Lo riconoscevi dall’odore del fumo della sua sigaretta, lo sentivi arrivare fino a te e stranamente non ti infastidiva. Non hai mai avuto la curiosità di guardarlo in faccia, ma ti piacevano le sue camicie ampie e a scacchi e il rumore dei suoi passi: un giorno siete andati a tempo con i piedi e hai temuto che si voltasse, non l’ha fatto e hai avuto l’impressione che anche lui fosse del gioco.

E poi la schiena di bambino che avevi visto neonato e poi crescere inseguendolo per farlo ridere, prima i suoi passi incerti poi sempre più veloce. E poi hai smesso, non sai perché, ma hai smesso. 

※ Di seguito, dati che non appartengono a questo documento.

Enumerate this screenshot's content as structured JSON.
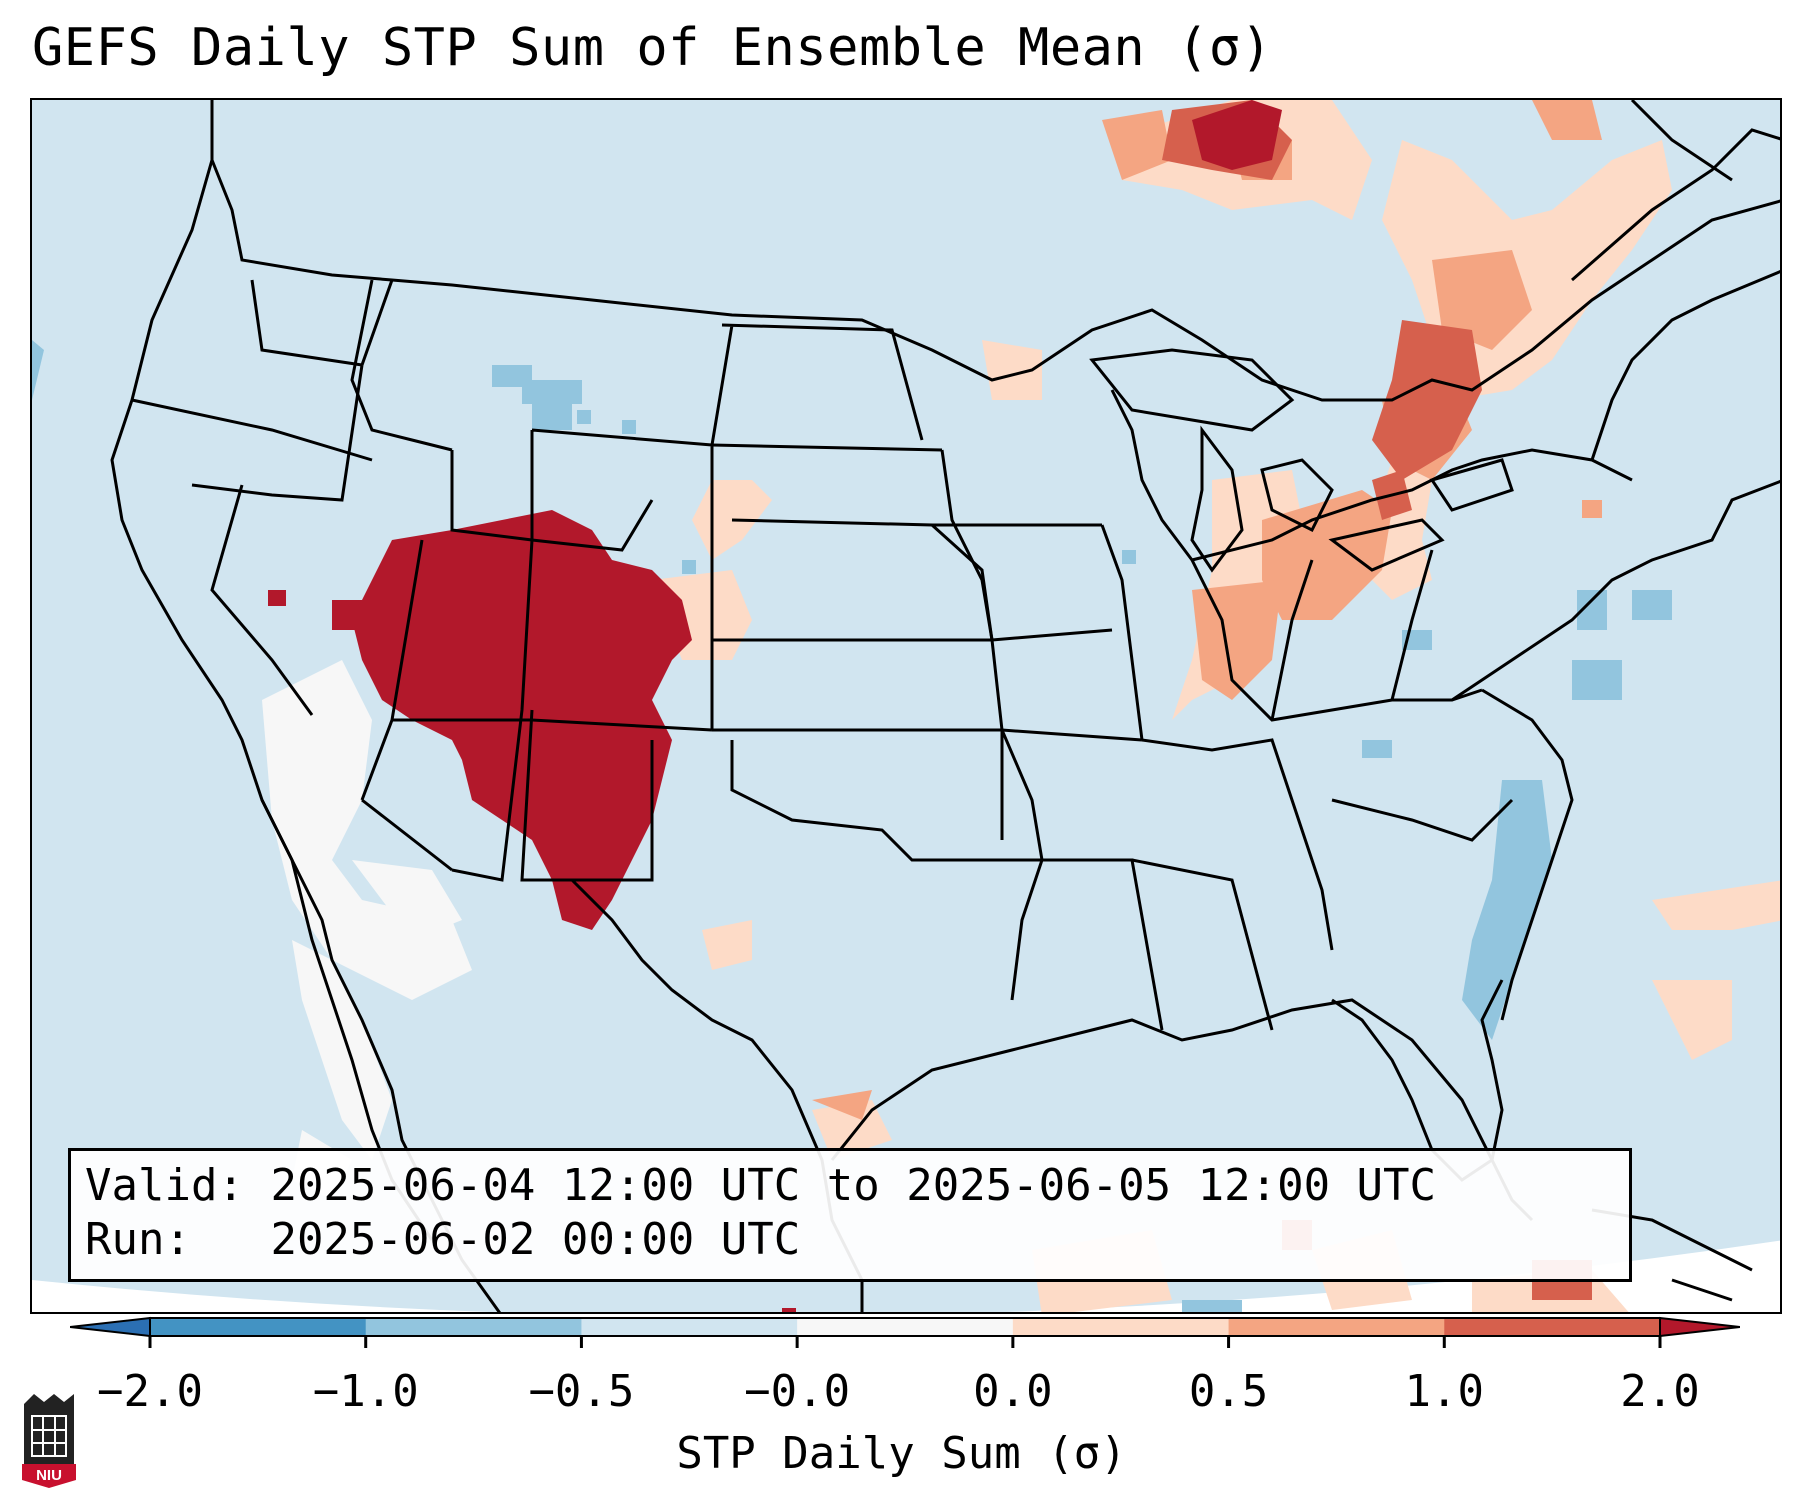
{
  "title": "GEFS Daily STP Sum of Ensemble Mean (σ)",
  "valid_label": "Valid:",
  "valid_range": "2025-06-04 12:00 UTC to 2025-06-05 12:00 UTC",
  "run_label": "Run:",
  "run_time": "2025-06-02 00:00 UTC",
  "colorbar": {
    "label": "STP Daily Sum (σ)",
    "ticks": [
      "−2.0",
      "−1.0",
      "−0.5",
      "−0.0",
      "0.0",
      "0.5",
      "1.0",
      "2.0"
    ],
    "bins": [
      {
        "range": "< -2.0",
        "color": "#2b6fb3"
      },
      {
        "range": "-2.0 to -1.0",
        "color": "#4393c3"
      },
      {
        "range": "-1.0 to -0.5",
        "color": "#92c5de"
      },
      {
        "range": "-0.5 to -0.0",
        "color": "#d1e5f0"
      },
      {
        "range": "-0.0 to 0.0",
        "color": "#f7f7f7"
      },
      {
        "range": "0.0 to 0.5",
        "color": "#fddbc7"
      },
      {
        "range": "0.5 to 1.0",
        "color": "#f4a582"
      },
      {
        "range": "1.0 to 2.0",
        "color": "#d6604d"
      },
      {
        "range": "> 2.0",
        "color": "#b2182b"
      }
    ]
  },
  "colors": {
    "background": "#d1e5f0",
    "neutral": "#f7f7f7",
    "light_pos": "#fddbc7",
    "mid_pos": "#f4a582",
    "strong_pos": "#d6604d",
    "max_pos": "#b2182b",
    "light_neg": "#92c5de"
  },
  "logo": {
    "text": "NIU",
    "icon": "niu-university-seal-icon"
  }
}
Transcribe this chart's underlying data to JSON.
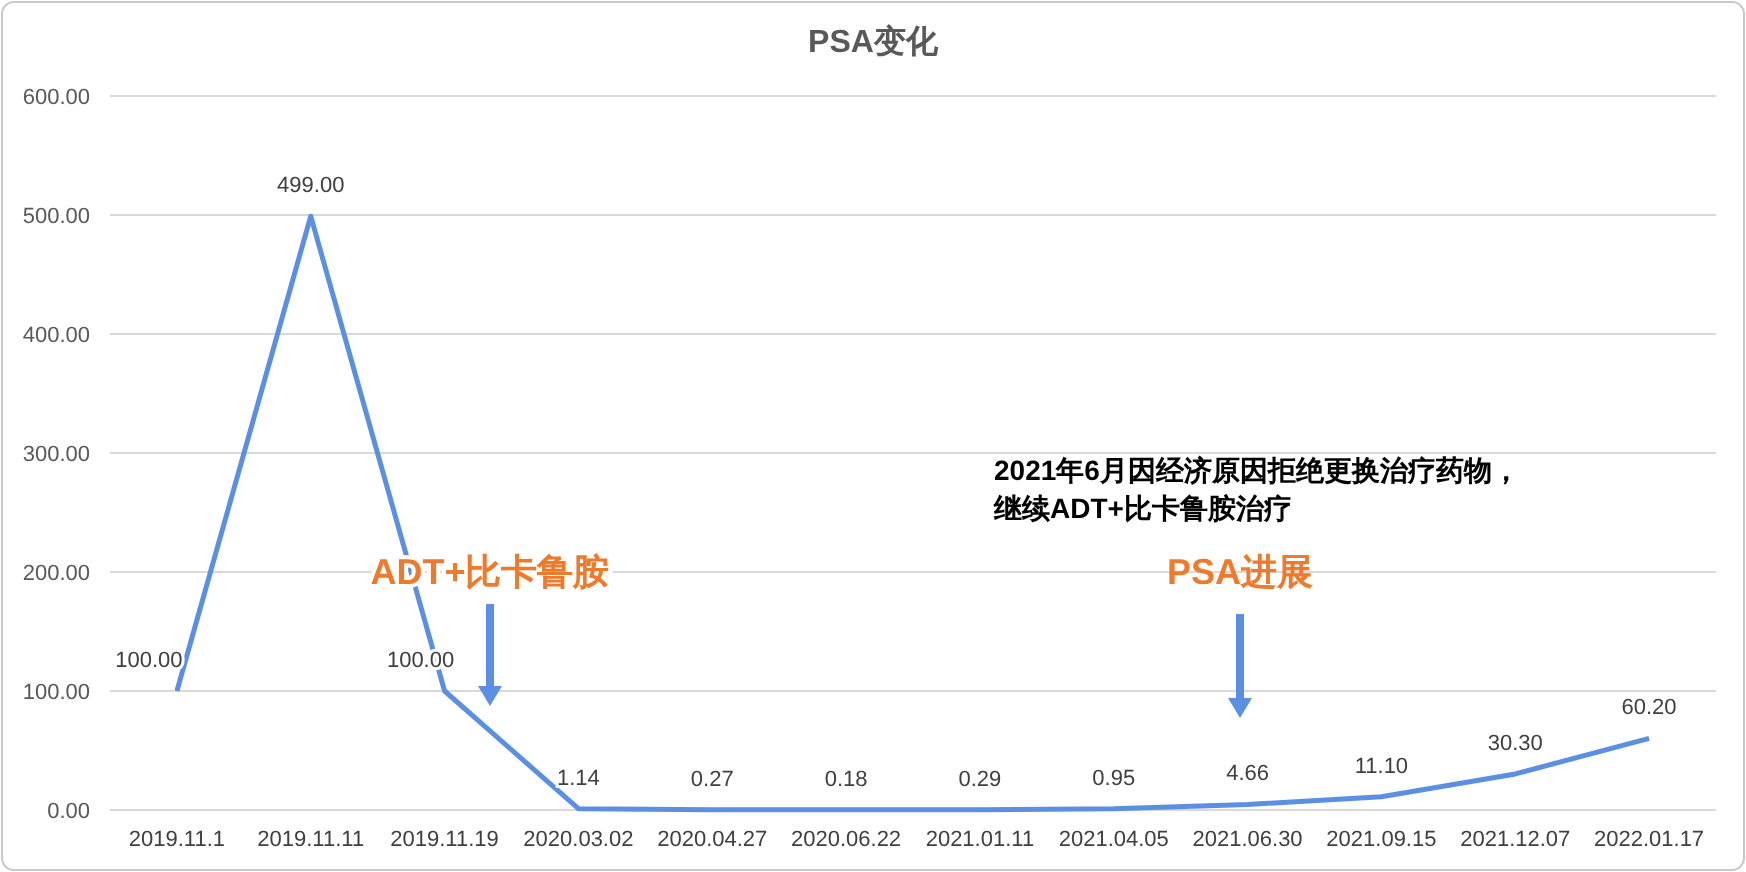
{
  "chart_data": {
    "type": "line",
    "title": "PSA变化",
    "categories": [
      "2019.11.1",
      "2019.11.11",
      "2019.11.19",
      "2020.03.02",
      "2020.04.27",
      "2020.06.22",
      "2021.01.11",
      "2021.04.05",
      "2021.06.30",
      "2021.09.15",
      "2021.12.07",
      "2022.01.17"
    ],
    "series": [
      {
        "color": "#5b8fe3",
        "values": [
          100,
          499,
          100,
          1.14,
          0.27,
          0.18,
          0.29,
          0.95,
          4.66,
          11.1,
          30.3,
          60.2
        ],
        "value_labels": [
          "100.00",
          "499.00",
          "100.00",
          "1.14",
          "0.27",
          "0.18",
          "0.29",
          "0.95",
          "4.66",
          "11.10",
          "30.30",
          "60.20"
        ]
      }
    ],
    "ylim": [
      0,
      600
    ],
    "yticks": [
      {
        "value": 0,
        "label": "0.00"
      },
      {
        "value": 100,
        "label": "100.00"
      },
      {
        "value": 200,
        "label": "200.00"
      },
      {
        "value": 300,
        "label": "300.00"
      },
      {
        "value": 400,
        "label": "400.00"
      },
      {
        "value": 500,
        "label": "500.00"
      },
      {
        "value": 600,
        "label": "600.00"
      }
    ],
    "grid": "y",
    "marker": "none",
    "line_style": "solid",
    "annotations": [
      "ADT+比卡鲁胺",
      "PSA进展",
      "2021年6月因经济原因拒绝更换治疗药物，",
      "继续ADT+比卡鲁胺治疗"
    ]
  }
}
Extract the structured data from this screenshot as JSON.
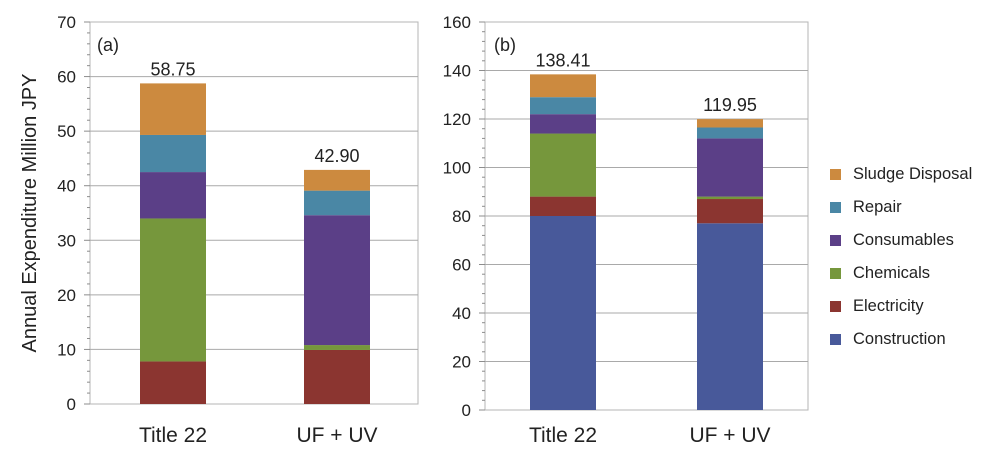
{
  "chart_data": [
    {
      "type": "bar",
      "stacked": true,
      "panel_label": "(a)",
      "ylabel": "Annual Expenditure Million JPY",
      "ylim": [
        0,
        70
      ],
      "yticks": [
        0,
        10,
        20,
        30,
        40,
        50,
        60,
        70
      ],
      "categories": [
        "Title 22",
        "UF + UV"
      ],
      "totals_labels": [
        "58.75",
        "42.90"
      ],
      "series": [
        {
          "name": "Electricity",
          "color": "#8b3530",
          "values": [
            7.8,
            9.9
          ]
        },
        {
          "name": "Chemicals",
          "color": "#76973c",
          "values": [
            26.2,
            0.9
          ]
        },
        {
          "name": "Consumables",
          "color": "#5b3f87",
          "values": [
            8.5,
            23.8
          ]
        },
        {
          "name": "Repair",
          "color": "#4a87a5",
          "values": [
            6.8,
            4.5
          ]
        },
        {
          "name": "Sludge Disposal",
          "color": "#cc8a3f",
          "values": [
            9.45,
            3.8
          ]
        }
      ],
      "grid": true
    },
    {
      "type": "bar",
      "stacked": true,
      "panel_label": "(b)",
      "ylim": [
        0,
        160
      ],
      "yticks": [
        0,
        20,
        40,
        60,
        80,
        100,
        120,
        140,
        160
      ],
      "categories": [
        "Title 22",
        "UF + UV"
      ],
      "totals_labels": [
        "138.41",
        "119.95"
      ],
      "series": [
        {
          "name": "Construction",
          "color": "#48599a",
          "values": [
            80,
            77
          ]
        },
        {
          "name": "Electricity",
          "color": "#8b3530",
          "values": [
            8,
            10
          ]
        },
        {
          "name": "Chemicals",
          "color": "#76973c",
          "values": [
            26,
            1
          ]
        },
        {
          "name": "Consumables",
          "color": "#5b3f87",
          "values": [
            8,
            24
          ]
        },
        {
          "name": "Repair",
          "color": "#4a87a5",
          "values": [
            7,
            4.5
          ]
        },
        {
          "name": "Sludge Disposal",
          "color": "#cc8a3f",
          "values": [
            9.41,
            3.45
          ]
        }
      ],
      "grid": true
    }
  ],
  "legend": {
    "placement": "right",
    "items": [
      {
        "label": "Sludge Disposal",
        "color": "#cc8a3f"
      },
      {
        "label": "Repair",
        "color": "#4a87a5"
      },
      {
        "label": "Consumables",
        "color": "#5b3f87"
      },
      {
        "label": "Chemicals",
        "color": "#76973c"
      },
      {
        "label": "Electricity",
        "color": "#8b3530"
      },
      {
        "label": "Construction",
        "color": "#48599a"
      }
    ]
  }
}
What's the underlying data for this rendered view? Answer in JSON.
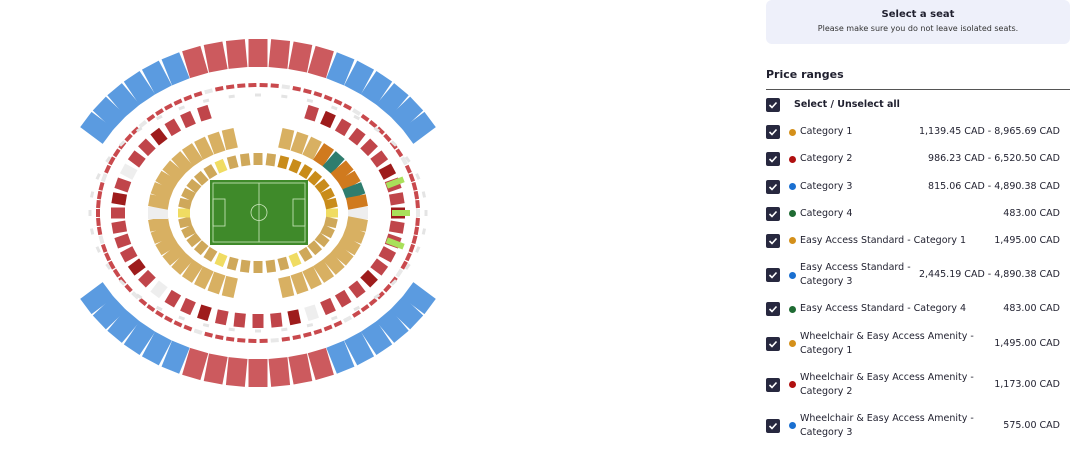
{
  "header": {
    "title": "Select a seat",
    "subtitle": "Please make sure you do not leave isolated seats."
  },
  "price_ranges": {
    "title": "Price ranges",
    "select_all": "Select / Unselect all",
    "items": [
      {
        "name": "Category 1",
        "color": "#d4901a",
        "price": "1,139.45 CAD - 8,965.69 CAD"
      },
      {
        "name": "Category 2",
        "color": "#b01010",
        "price": "986.23 CAD - 6,520.50 CAD"
      },
      {
        "name": "Category 3",
        "color": "#1a6fd0",
        "price": "815.06 CAD - 4,890.38 CAD"
      },
      {
        "name": "Category 4",
        "color": "#1f6b33",
        "price": "483.00 CAD"
      },
      {
        "name": "Easy Access Standard - Category 1",
        "color": "#d4901a",
        "price": "1,495.00 CAD"
      },
      {
        "name": "Easy Access Standard - Category 3",
        "color": "#1a6fd0",
        "price": "2,445.19 CAD - 4,890.38 CAD"
      },
      {
        "name": "Easy Access Standard - Category 4",
        "color": "#1f6b33",
        "price": "483.00 CAD"
      },
      {
        "name": "Wheelchair & Easy Access Amenity - Category 1",
        "color": "#d4901a",
        "price": "1,495.00 CAD"
      },
      {
        "name": "Wheelchair & Easy Access Amenity - Category 2",
        "color": "#b01010",
        "price": "1,173.00 CAD"
      },
      {
        "name": "Wheelchair & Easy Access Amenity - Category 3",
        "color": "#1a6fd0",
        "price": "575.00 CAD"
      }
    ]
  }
}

Se hai mai abbandonato qualcuno, quelli sono stati sempre i figli non tuoi: li hai visti crescere o in alcuni casi li hai fatti crescere con pazienza e parole inusuali per il tuo carattere, ma poi arriva sempre un punto che diventi estraneo e li lasci. Lo hai già fatto troppe volte e lo hai fatto anche a Venezia dove ti salva giusto la luce, dove è sempre possibile coltivare una distanza ottica accettabile, sai che non lo perderai di vista anche se hai perso il suo affetto. Chiedi di lui in continuazione come fosse un parente lontano mentre corre a qualche centinaia di metri da te lungo le Zattere, esagitato ed euforico come ricordi di essere stato tu alla sua età. E questo ti fa nuovamente paura.

Altro che Parigi, Venezia sì che non finisce mai e hai imparato cosa è il Lido, cosa sono le isole e cosa è quel lungo viaggio lento che è stare in barca in mezzo alla laguna. Hai imparato come impari tu: addormentandoti mentre altri remano, coprendoti quando c’è il sole e scoprendoti quando tutti sanno che pioverà. Hai capito, hai capito male, ma qualcosa in testa ha iniziato a suturare e poi piano piano le cicatrici si sono levigate fino a lasciarti solo un’ombra sul corpo. Quando hai iniziato a comprendere che non è sempre necessario ferirsi per capire qualcosa, sei arrivato in piazza San Marco, avevi bisogno dello stupore, avevi bisogno di vederla come per caso. L’hai lasciata per ultima pur sapendo che ci sarà sempre altro ancora, ma intanto sei arrivato come si arriva al desiderio, con concitata noncuranza. Ci sei arrivato e per te è stato come tornare a casa, senza bisogno di ribadire a te stesso chi sei perché tutto è lì da vedere. Che è anche l’unico modo possibile per stare in mezzo ad una piazza senza occuparne lo spazio, diventando tu stesso quella pietra o quel coppo, quella porta o quella maniglia. Eccola lì piazza San Marco con la sua bottiglia dal collo lungo, con la brocca panciuta e l’anfora con le curve sinuose, la tazzina senza manico davanti a tutto. Ecco la linea del mare su cui si stagliano tutti questi oggetti, slegati da te, dalla tua storia e dalle tue ridicole noie quotidiane. Vorresti un kipferl come ti ha spiegato in un vecchio documentario Goffredo Parise che forse in maniera un po’ troppo compiaciuta, ma divertente se ne mangia più d’uno tra i piccioni e l’orchestrina in una giornata di fine anni Settanta. Vorresti capire come si fa a restare senza ingombrare, ad amare senza opprimere, a domandare senza pretendere una risposta. Guardi l’orizzonte, ascolti i rumori e tutto riconduce all’acqua, anche il caldo che proprio ora sembra darti un po’ di tregua. Chiudi gli occhi e li riapri, sei a Venezia e non hai visto nulla, puoi esserne felice.